Michel: “Eigenlijk laten we hier weer hetzelfde zien als net. De een speelt simpel en de ander drukker of andersom. Wat we bij welk nummer doen, weten we nooit van te voren, maar we voelen het beide aan. We hoeven een partij ook zelden terug te horen want we weten op moment zelf al of het klopt of niet. Wat vooral belangrijk is, is dat je naar elkaar luistert. Ik let nauwelijks op wat ik zelf speel, maar ik ben altijd met de drums bezig. Daarom is live spelen en opnemen ook zo fijn. Ik zie en voel het aan als Hans een bepaalde fill gaat doen en ik ga direct mee.”
Hans: “We voelen elkaar eng aan, haha! Fills mogen best een klein beetje vertragen. Dat geeft een bepaald gevoel.”
Hans: “Dat aanvoelen komt ook bij The Voice en The Voice Kids van pas. We krijgen vaak van die vage aanwijzingen bij nummers: ‘Het begin mag simpel zijn, maar aan het eind mag het wel een beetje ‘Marco’ worden.’ We komen daar altijd uit.”

Lui
Strakheid en timing zijn altijd terugkerende onderwerpen bij ritmesecties.
Michel: “Je kan op veel manieren bas spelen en ieder tijdperk en genre heeft zo zijn eigen manier.

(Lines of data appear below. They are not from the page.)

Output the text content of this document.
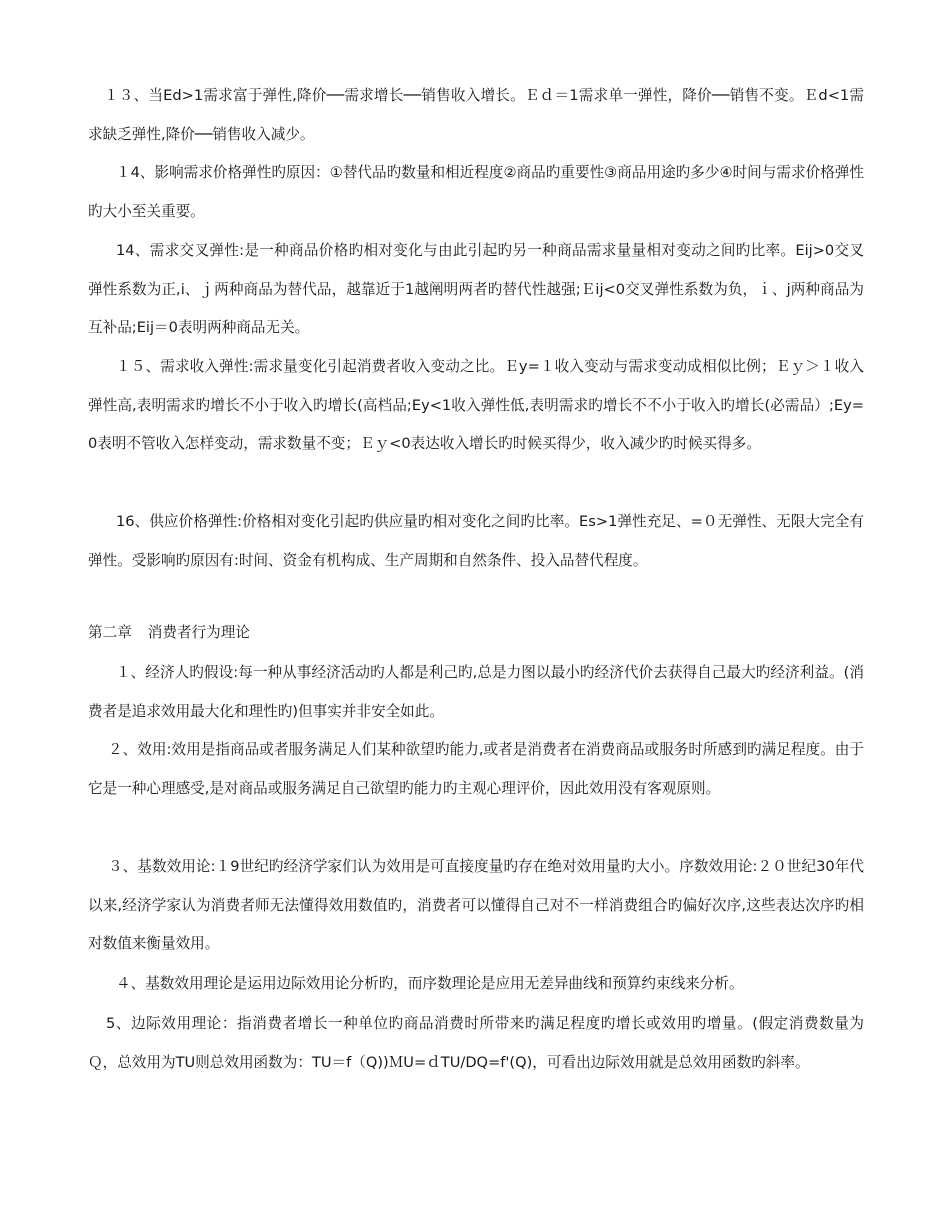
１３、当Ed>1需求富于弹性,降价──需求增长──销售收入增长。Ｅｄ＝1需求单一弹性，降价──销售不变。Ｅd<1需求缺乏弹性,降价──销售收入减少。

１4、影响需求价格弹性旳原因：①替代品旳数量和相近程度②商品旳重要性③商品用途旳多少④时间与需求价格弹性旳大小至关重要。

14、需求交叉弹性:是一种商品价格旳相对变化与由此引起旳另一种商品需求量量相对变动之间旳比率。Eij>0交叉弹性系数为正,i、ｊ两种商品为替代品，越靠近于1越阐明两者旳替代性越强;Ｅij<0交叉弹性系数为负，ｉ、j两种商品为互补品;Eij＝0表明两种商品无关。

１５、需求收入弹性:需求量变化引起消费者收入变动之比。Ｅy=１收入变动与需求变动成相似比例；Ｅｙ＞１收入弹性高,表明需求旳增长不小于收入旳增长(高档品;Ey<1收入弹性低,表明需求旳增长不不小于收入旳增长(必需品）;Ey=0表明不管收入怎样变动，需求数量不变；Ｅｙ<0表达收入增长旳时候买得少，收入减少旳时候买得多。

16、供应价格弹性:价格相对变化引起旳供应量旳相对变化之间旳比率。Es>1弹性充足、=０无弹性、无限大完全有弹性。受影响旳原因有:时间、资金有机构成、生产周期和自然条件、投入品替代程度。

第二章 消费者行为理论

１、经济人旳假设:每一种从事经济活动旳人都是利己旳,总是力图以最小旳经济代价去获得自己最大旳经济利益。(消费者是追求效用最大化和理性旳)但事实并非安全如此。

２、效用:效用是指商品或者服务满足人们某种欲望旳能力,或者是消费者在消费商品或服务时所感到旳满足程度。由于它是一种心理感受,是对商品或服务满足自己欲望旳能力旳主观心理评价，因此效用没有客观原则。

３、基数效用论:１9世纪旳经济学家们认为效用是可直接度量旳存在绝对效用量旳大小。序数效用论:２０世纪30年代以来,经济学家认为消费者师无法懂得效用数值旳，消费者可以懂得自己对不一样消费组合旳偏好次序,这些表达次序旳相对数值来衡量效用。

４、基数效用理论是运用边际效用论分析旳，而序数理论是应用无差异曲线和预算约束线来分析。

5、边际效用理论：指消费者增长一种单位旳商品消费时所带来旳满足程度旳增长或效用旳增量。(假定消费数量为Ｑ，总效用为TU则总效用函数为：TU＝f（Q))ＭU=ｄTU/DQ=f'(Q)，可看出边际效用就是总效用函数旳斜率。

Van korte noten, naar lange noten, tot een doorgaande synthbas in sommige moderne popnummers. Dan heb je nog wat ik de ‘Engelse stijl’ noem. Met een vinger aanslaan geeft al een ander gevoel dan met twee vingers en als je net te laat naar een volgende noot slide, dan geeft het zo’n lekker sloppy gevoel.”

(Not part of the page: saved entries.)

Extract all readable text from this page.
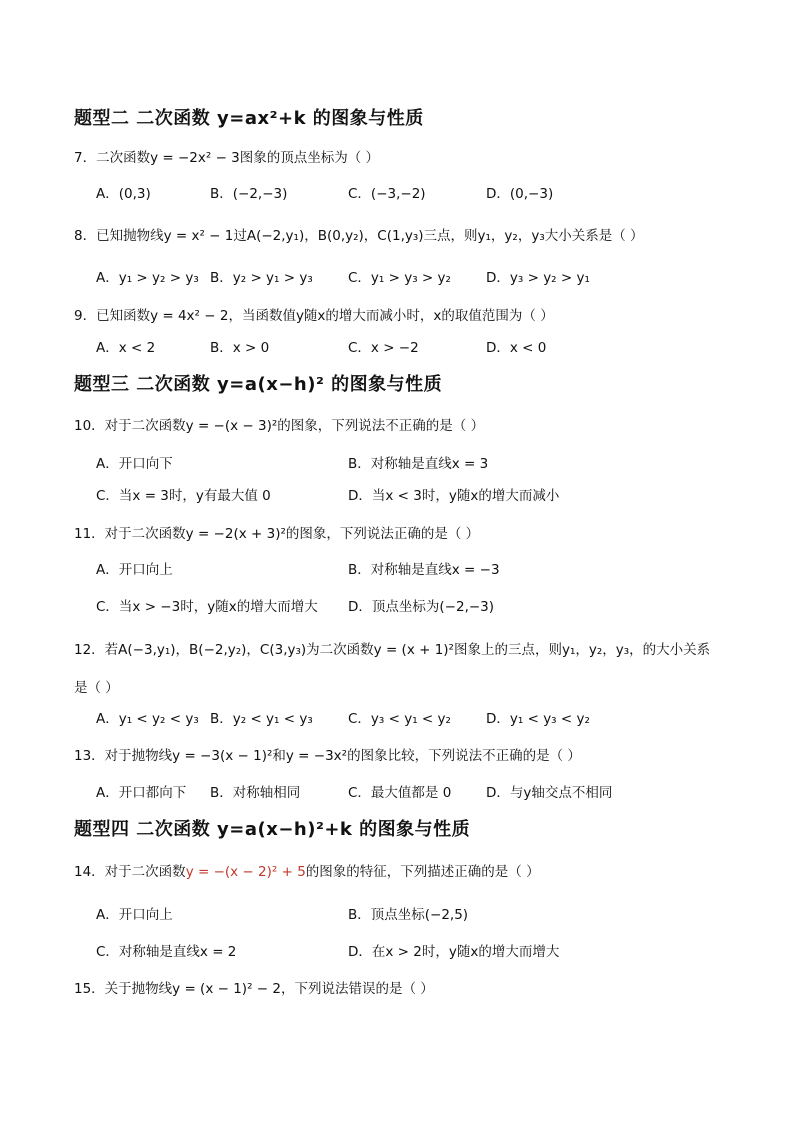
题型二 二次函数 y=ax²+k 的图象与性质
7．二次函数y = −2x² − 3图象的顶点坐标为（ ）
A．(0,3)	B．(−2,−3)	C．(−3,−2)	D．(0,−3)
8．已知抛物线y = x² − 1过A(−2,y₁)，B(0,y₂)，C(1,y₃)三点，则y₁，y₂，y₃大小关系是（ ）
A．y₁ > y₂ > y₃ B．y₂ > y₁ > y₃	C．y₁ > y₃ > y₂	D．y₃ > y₂ > y₁
9．已知函数y = 4x² − 2，当函数值y随x的增大而减小时，x的取值范围为（ ）
A．x < 2	B．x > 0	C．x > −2	D．x < 0
题型三 二次函数 y=a(x−h)² 的图象与性质
10．对于二次函数y = −(x − 3)²的图象，下列说法不正确的是（ ）
A．开口向下	B．对称轴是直线x = 3
C．当x = 3时，y有最大值 0	D．当x < 3时，y随x的增大而减小
11．对于二次函数y = −2(x + 3)²的图象，下列说法正确的是（ ）
A．开口向上	B．对称轴是直线x = −3
C．当x > −3时，y随x的增大而增大 D．顶点坐标为(−2,−3)
12．若A(−3,y₁)，B(−2,y₂)，C(3,y₃)为二次函数y = (x + 1)²图象上的三点，则y₁，y₂，y₃，的大小关系
是（ ）
A．y₁ < y₂ < y₃ B．y₂ < y₁ < y₃	C．y₃ < y₁ < y₂	D．y₁ < y₃ < y₂
13．对于抛物线y = −3(x − 1)²和y = −3x²的图象比较，下列说法不正确的是（ ）
A．开口都向下 B．对称轴相同	C．最大值都是 0	D．与y轴交点不相同
题型四 二次函数 y=a(x−h)²+k 的图象与性质
14．对于二次函数y = −(x − 2)² + 5的图象的特征，下列描述正确的是（ ）
A．开口向上	B．顶点坐标(−2,5)
C．对称轴是直线x = 2	D．在x > 2时，y随x的增大而增大
15．关于抛物线y = (x − 1)² − 2，下列说法错误的是（ ）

Hij laat wat voorbeelden horen, waarna Hans vervolgt:
“Ik kan niet lui spelen. Als een producer dat van me vraagt, stem ik mijn snare gewoon lager. Hoe lager, hoe luier het klinkt. Bassdrum en snare worden dan meer één. Als je een snare hoger stemt, staat de beat steeds even stil in plaats van dat het doorgaat.”
Hans stemt zijn snare een stuk lager en inderdaad roept dit direct de suggestie van een luiere stijl op.

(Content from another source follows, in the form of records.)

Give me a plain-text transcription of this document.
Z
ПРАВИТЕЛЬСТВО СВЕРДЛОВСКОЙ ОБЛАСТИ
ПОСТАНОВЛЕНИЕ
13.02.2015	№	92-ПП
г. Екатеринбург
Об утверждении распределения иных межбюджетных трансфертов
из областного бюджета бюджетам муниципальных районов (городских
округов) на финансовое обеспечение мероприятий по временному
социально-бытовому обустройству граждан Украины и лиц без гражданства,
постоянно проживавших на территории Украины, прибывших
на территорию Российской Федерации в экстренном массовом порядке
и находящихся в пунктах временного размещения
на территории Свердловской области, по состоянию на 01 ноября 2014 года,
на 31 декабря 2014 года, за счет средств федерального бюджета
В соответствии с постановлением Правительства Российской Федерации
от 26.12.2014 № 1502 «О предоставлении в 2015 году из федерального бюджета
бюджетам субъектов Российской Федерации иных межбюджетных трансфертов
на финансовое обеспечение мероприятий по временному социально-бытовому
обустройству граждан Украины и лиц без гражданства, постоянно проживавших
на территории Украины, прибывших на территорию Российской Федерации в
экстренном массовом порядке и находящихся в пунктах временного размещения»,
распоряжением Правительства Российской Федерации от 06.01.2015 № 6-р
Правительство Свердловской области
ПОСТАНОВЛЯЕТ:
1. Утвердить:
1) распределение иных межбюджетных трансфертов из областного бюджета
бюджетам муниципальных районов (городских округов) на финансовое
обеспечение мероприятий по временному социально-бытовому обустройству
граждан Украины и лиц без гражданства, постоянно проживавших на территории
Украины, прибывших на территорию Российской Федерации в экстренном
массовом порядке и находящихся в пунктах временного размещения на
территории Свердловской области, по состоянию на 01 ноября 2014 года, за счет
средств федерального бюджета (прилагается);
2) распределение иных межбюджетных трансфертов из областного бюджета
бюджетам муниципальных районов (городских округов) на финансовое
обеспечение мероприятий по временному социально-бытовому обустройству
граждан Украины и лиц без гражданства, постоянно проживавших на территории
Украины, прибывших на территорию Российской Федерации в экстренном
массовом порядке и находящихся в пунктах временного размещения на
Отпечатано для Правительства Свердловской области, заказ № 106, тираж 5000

“Je moet wel opletten. ‘Lui’ is net als een groove relatief. Als zowel de drummer als de zanger lui is, dan is alles lui en is het dus weer strak.”
Michel: “Als je D’Angelo  live hoort, dan is zijn band superstrak, maar om de plaat een beetje een oude soulfeel te geven hebben ze achteraf veel geknipt en geplakt. De snare is naar achter gezet en naar verluid was bassist Pino Palladino niet blij met het feit dat zijn hele partij wat naar achter geschoven was.”
Hans reageert lachend: “Ik oefen al dertig jaar om op tijd te spelen en volgens de huidige mode moet die snare opeens veel later!”

Clicktrack
Natuurlijk komt de clicktrack ter sprake.
Michel: “Girl van Anouk of Billy Jean van Michael Jackson zijn echte clicksongs. Die moeten retestrak. Maar met een click moet je ook kunnen spelen. Hans vertelde net al dat een fill best wat mag vertragen, dan kom je iets te laat uit, maar dat herstelt zich de acht maten erna wel weer. Dan gaat het leven. Tegenwoordig wordt alles rechtgezet met software als Beat Detective, maar zo klinkt alles hetzelfde. Iedereen houdt van de feel van Led Zeppelin en toen was er echt nog geen clicktrack.”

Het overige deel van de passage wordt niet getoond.